If AI is turned on inside the infrastructure and the data is not secure, someone could type in a request for all available payroll information, Blanco adds.
“It’ll scan your whole network and pull documents that have payroll information and puts the company obviously at risk,” he continues. “So, AI has forced companies, if you’re going to implement it internally for data purposes, to really clean up and secure the data.”
From the user side, navigating the number of platforms that are out there, determining which is best for what application and evaluating each platform’s strengths and weaknesses are among the challenges AI presents, Merva says.

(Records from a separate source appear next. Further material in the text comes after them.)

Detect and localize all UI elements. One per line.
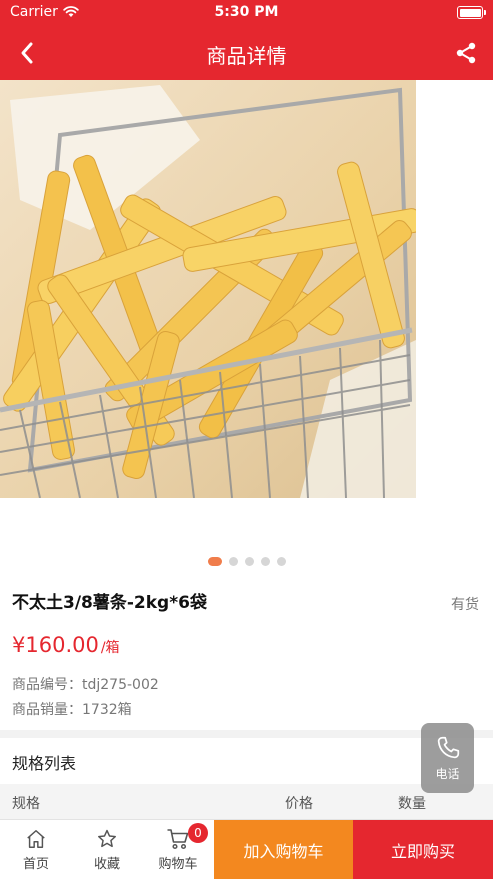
product-sales-value: 1732箱 (82, 702, 132, 718)
product-sales: 商品销量：1732箱 (12, 699, 132, 719)
share-icon (456, 42, 476, 64)
cart-icon (167, 829, 189, 850)
spec-list-title: 规格列表 (12, 754, 77, 773)
tab-favorite-label: 收藏 (93, 857, 120, 872)
product-code: 商品编号：tdj275-002 (12, 674, 159, 694)
bottom-action-bar: 首页 收藏 购物车 0 加入购物车 立即购买 (0, 819, 493, 879)
product-code-value: tdj275-002 (82, 677, 159, 693)
star-icon (98, 829, 116, 848)
carousel-dot[interactable] (244, 556, 254, 566)
tab-cart[interactable]: 购物车 0 (142, 820, 214, 879)
buy-now-button[interactable]: 立即购买 (353, 820, 493, 879)
status-bar: Carrier 5:30 PM (0, 0, 493, 26)
share-button[interactable] (449, 36, 483, 70)
spec-table-header: 规格 价格 数量 (0, 784, 493, 820)
tab-home[interactable]: 首页 (0, 820, 72, 879)
tab-favorite[interactable]: 收藏 (72, 820, 142, 879)
carousel-indicator (0, 556, 493, 566)
tab-home-label: 首页 (22, 857, 49, 872)
product-name: 不太土3/8薯条-2kg*6袋 (12, 593, 207, 613)
product-image-carousel[interactable] (0, 80, 493, 550)
cart-count-badge: 0 (188, 823, 208, 843)
navigation-bar: 商品详情 (0, 26, 493, 80)
price-unit: /箱 (100, 640, 120, 656)
status-time: 5:30 PM (214, 4, 279, 20)
price-column-header: 价格 (285, 796, 313, 812)
carousel-dot[interactable] (260, 556, 270, 566)
product-sales-label: 商品销量： (12, 702, 82, 718)
tab-cart-label: 购物车 (158, 857, 198, 872)
section-divider (0, 730, 493, 738)
quantity-column-header: 数量 (398, 796, 426, 812)
phone-call-button[interactable]: 电话 (421, 723, 474, 793)
carousel-dot[interactable] (276, 556, 286, 566)
home-icon (27, 830, 45, 848)
carousel-dot[interactable] (207, 556, 222, 566)
add-to-cart-button[interactable]: 加入购物车 (214, 820, 353, 879)
spec-column-header: 规格 (12, 796, 40, 812)
battery-icon (457, 6, 486, 19)
stock-status: 有货 (451, 597, 479, 613)
product-code-label: 商品编号： (12, 677, 82, 693)
price-amount: ¥160.00 (12, 633, 99, 657)
product-photo (0, 80, 416, 498)
page-title: 商品详情 (206, 44, 287, 68)
product-price: ¥160.00/箱 (12, 633, 120, 657)
phone-call-label: 电话 (435, 766, 460, 781)
carousel-dot[interactable] (228, 556, 238, 566)
phone-icon (437, 736, 459, 758)
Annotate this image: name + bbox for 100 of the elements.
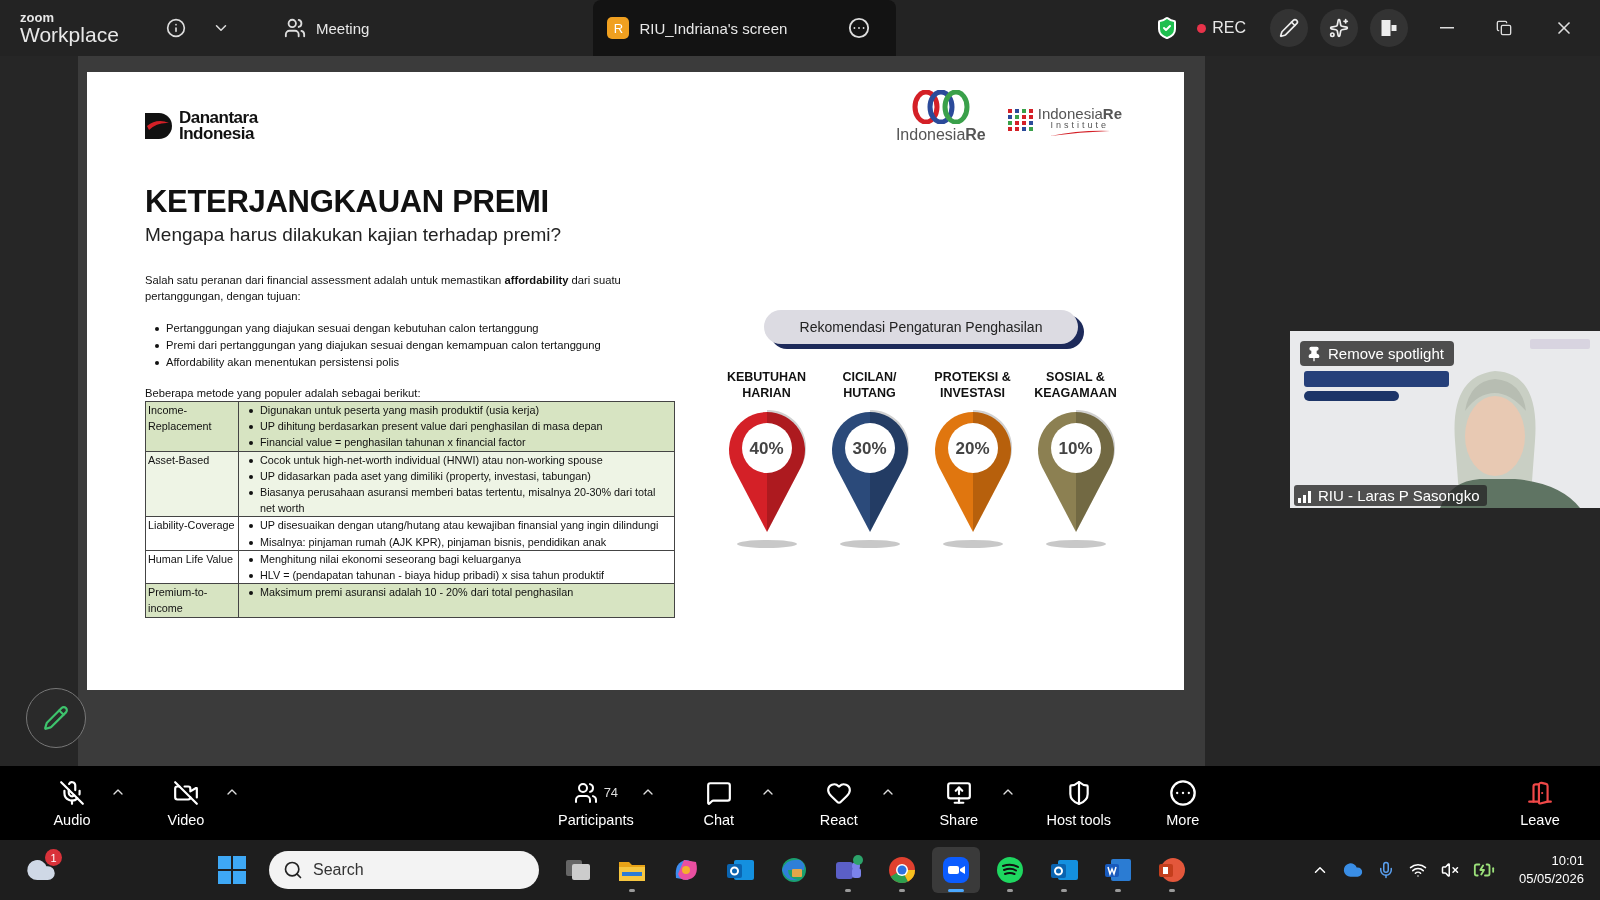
bullet-dot-icon bbox=[249, 557, 253, 562]
avatar-badge: R bbox=[607, 17, 630, 39]
clock-date[interactable]: 05/05/2026 bbox=[1518, 870, 1584, 888]
muted-speaker-icon[interactable] bbox=[1440, 861, 1459, 879]
method-name-cell: Premium-to-income bbox=[145, 583, 239, 618]
participant-count: 74 bbox=[603, 785, 619, 800]
restore-icon bbox=[1496, 20, 1512, 36]
bullet-point: Pertanggungan yang diajukan sesuai dengan kebutuhan calon tertanggung bbox=[166, 321, 539, 337]
layout-icon bbox=[1381, 20, 1397, 36]
minimize-icon bbox=[1440, 27, 1454, 29]
pencil-icon bbox=[1279, 18, 1299, 38]
sparkle-button[interactable] bbox=[1320, 9, 1358, 47]
method-point: UP disesuaikan dengan utang/hutang atau kewajiban finansial yang ingin dilindungi bbox=[260, 518, 659, 534]
category-label: PROTEKSI & INVESTASI bbox=[934, 370, 1011, 402]
layout-button[interactable] bbox=[1370, 9, 1408, 47]
method-point: Cocok untuk high-net-worth individual (HNWI) atau non-working spouse bbox=[260, 452, 603, 468]
annotate-pencil-button[interactable] bbox=[26, 688, 86, 748]
taskbar-app-button[interactable] bbox=[932, 847, 980, 893]
clock-time[interactable]: 10:01 bbox=[1551, 852, 1584, 870]
slide-subtitle: Mengapa harus dilakukan kajian terhadap premi? bbox=[145, 224, 563, 246]
method-point: Financial value = penghasilan tahunan x financial factor bbox=[260, 435, 526, 451]
leave-button[interactable]: Leave bbox=[1500, 778, 1580, 828]
institute-logo-subtext: Institute bbox=[1050, 121, 1110, 130]
category-label: SOSIAL & KEAGAMAAN bbox=[1034, 370, 1117, 402]
search-field[interactable]: Search bbox=[269, 851, 539, 889]
method-name-cell: Income-Replacement bbox=[145, 401, 239, 452]
windows-logo-icon bbox=[218, 856, 246, 884]
company-logo-text: Danantara Indonesia bbox=[179, 110, 258, 143]
category-label: KEBUTUHAN HARIAN bbox=[726, 370, 807, 402]
percentage-value: 10% bbox=[1057, 439, 1094, 459]
more-icon bbox=[848, 17, 871, 39]
category-label: CICILAN/ HUTANG bbox=[842, 370, 897, 402]
brand-logo-text: zoom bbox=[20, 11, 55, 24]
pin-icon bbox=[1306, 345, 1322, 362]
bullet-dot-icon bbox=[249, 474, 253, 479]
toolbar-button[interactable]: Chat bbox=[677, 778, 760, 828]
company-logo-text: IndonesiaRe bbox=[895, 126, 986, 144]
logo-mark-icon bbox=[145, 111, 175, 142]
share-screen-icon bbox=[945, 779, 972, 806]
annotate-button[interactable] bbox=[1270, 9, 1308, 47]
sound-wave-app-icon bbox=[994, 854, 1026, 886]
people-icon bbox=[573, 780, 598, 805]
sparkle-icon bbox=[1329, 18, 1349, 38]
intro-paragraph: Salah satu peranan dari financial assessment adalah untuk memastikan affordability dari suatu pertanggungan, dengan tujuan: bbox=[145, 273, 622, 305]
toolbar-button[interactable]: More bbox=[1141, 778, 1224, 828]
toolbar-button[interactable]: Audio bbox=[34, 778, 110, 828]
exit-door-icon bbox=[1527, 779, 1553, 806]
method-point: UP dihitung berdasarkan present value dari penghasilan di masa depan bbox=[260, 419, 603, 435]
more-icon bbox=[1168, 778, 1197, 807]
remove-spotlight-button[interactable]: Remove spotlight bbox=[1300, 341, 1454, 366]
bullet-dot-icon bbox=[155, 361, 159, 366]
participant-name: RIU - Laras P Sasongko bbox=[1318, 487, 1480, 504]
tab-label: Meeting bbox=[316, 19, 370, 37]
methods-intro: Beberapa metode yang populer adalah sebagai berikut: bbox=[145, 385, 422, 401]
bullet-dot-icon bbox=[249, 540, 253, 545]
toolbar-button[interactable]: Host tools bbox=[1037, 778, 1120, 828]
method-point: HLV = (pendapatan tahunan - biaya hidup pribadi) x sisa tahun produktif bbox=[260, 567, 605, 583]
method-point: Digunakan untuk peserta yang masih produktif (usia kerja) bbox=[260, 403, 540, 419]
method-name-cell: Asset-Based bbox=[145, 451, 239, 517]
method-point: Misalnya: pinjaman rumah (AJK KPR), pinjaman bisnis, pendidikan anak bbox=[260, 534, 607, 550]
bullet-dot-icon bbox=[155, 327, 159, 332]
product-name: Workplace bbox=[20, 24, 120, 45]
pencil-icon bbox=[43, 705, 69, 731]
notification-badge: 1 bbox=[45, 849, 62, 866]
meeting-tab[interactable]: Meeting bbox=[270, 0, 384, 56]
recording-label: REC bbox=[1212, 19, 1246, 37]
muted-mic-icon bbox=[59, 779, 85, 806]
bullet-point: Premi dari pertanggungan yang diajukan sesuai dengan kemampuan calon tertanggung bbox=[166, 338, 601, 354]
percentage-value: 30% bbox=[851, 439, 888, 459]
slide-title: KETERJANGKAUAN PREMI bbox=[145, 184, 550, 220]
percentage-value: 20% bbox=[954, 439, 991, 459]
method-point: Biasanya perusahaan asuransi memberi batas tertentu, misalnya 20-30% dari total net worth bbox=[260, 485, 657, 517]
bullet-dot-icon bbox=[249, 491, 253, 496]
bullet-dot-icon bbox=[249, 573, 253, 578]
video-off-icon bbox=[173, 779, 199, 806]
method-point: Maksimum premi asuransi adalah 10 - 20% dari total penghasilan bbox=[260, 585, 574, 601]
bullet-dot-icon bbox=[249, 458, 253, 463]
wifi-icon[interactable] bbox=[1408, 861, 1427, 879]
chat-bubble-icon bbox=[705, 779, 732, 806]
people-icon bbox=[284, 17, 306, 39]
cloud-icon[interactable] bbox=[1342, 860, 1363, 880]
bullet-dot-icon bbox=[249, 425, 253, 430]
bullet-dot-icon bbox=[249, 591, 253, 596]
toolbar-button[interactable]: Video bbox=[148, 778, 224, 828]
method-name-cell: Liability-Coverage bbox=[145, 516, 239, 551]
dot-grid-logo-icon bbox=[1007, 109, 1034, 133]
bullet-dot-icon bbox=[249, 409, 253, 414]
signal-bars-icon bbox=[1298, 488, 1314, 503]
bullet-point: Affordability akan menentukan persistensi polis bbox=[166, 355, 399, 371]
toolbar-button[interactable]: React bbox=[797, 778, 880, 828]
ring-app-icon bbox=[886, 854, 918, 886]
toolbar-button[interactable]: 74 Participants bbox=[552, 778, 640, 828]
method-point: Menghitung nilai ekonomi seseorang bagi keluarganya bbox=[260, 551, 522, 567]
institute-logo-text: IndonesiaRe bbox=[1037, 106, 1122, 121]
bullet-dot-icon bbox=[249, 524, 253, 529]
bullet-dot-icon bbox=[155, 344, 159, 349]
toolbar-button[interactable]: Share bbox=[917, 778, 1000, 828]
percentage-value: 40% bbox=[748, 439, 785, 459]
method-name-cell: Human Life Value bbox=[145, 550, 239, 584]
meeting-tab[interactable]: R RIU_Indriana's screen bbox=[593, 0, 897, 56]
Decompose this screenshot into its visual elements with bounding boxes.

“For example, ChatGPT is obviously probably one of the more popular ones. It’s fairly ubiquitous. It’s fairly easy to access and use,” he says. “I don’t personally find it very good at doing certain things, like it struggles with image generation.” Also, Microsoft Copilot “suffers from a lack of deep integration into other Microsoft products,” he adds.
“From my perspective, it’s about, you know, data security and company policy,” he continues. A client or employee could “just go sign up for a million different AI tools if they wanted, and dump company data into that sometimes without thinking of it, and that’s a real challenge.”
Hugenberg points to two big risks that with AI.
One is hallucination, “when AI makes something up,” he says. For example, if a process has a set of known steps and one is left out, it will make up the missing step.
“So, when you’re creating content that is going to go out into the business world or go out to an audience, evaluating the product of the AI for hallucination is really important,” he cautions. “You need to understand how to write prompts, correct the issue and validate.”
Another risk is the integrity of the data begin used. “If I put in bad data, then the user is going to get bad data out. They’re going to make wrong decisions,” Hugenberg says. “So, AI has a data integrity concern that has to be a part of anything that you do.”
“We have not seen the kind of data analytics that I think AI will be beneficial in use for the next one to two years,” Merva says. “That’s where I really think the sweet spot is going to be, and what I kind of hope to see in the next maybe six months or a year.”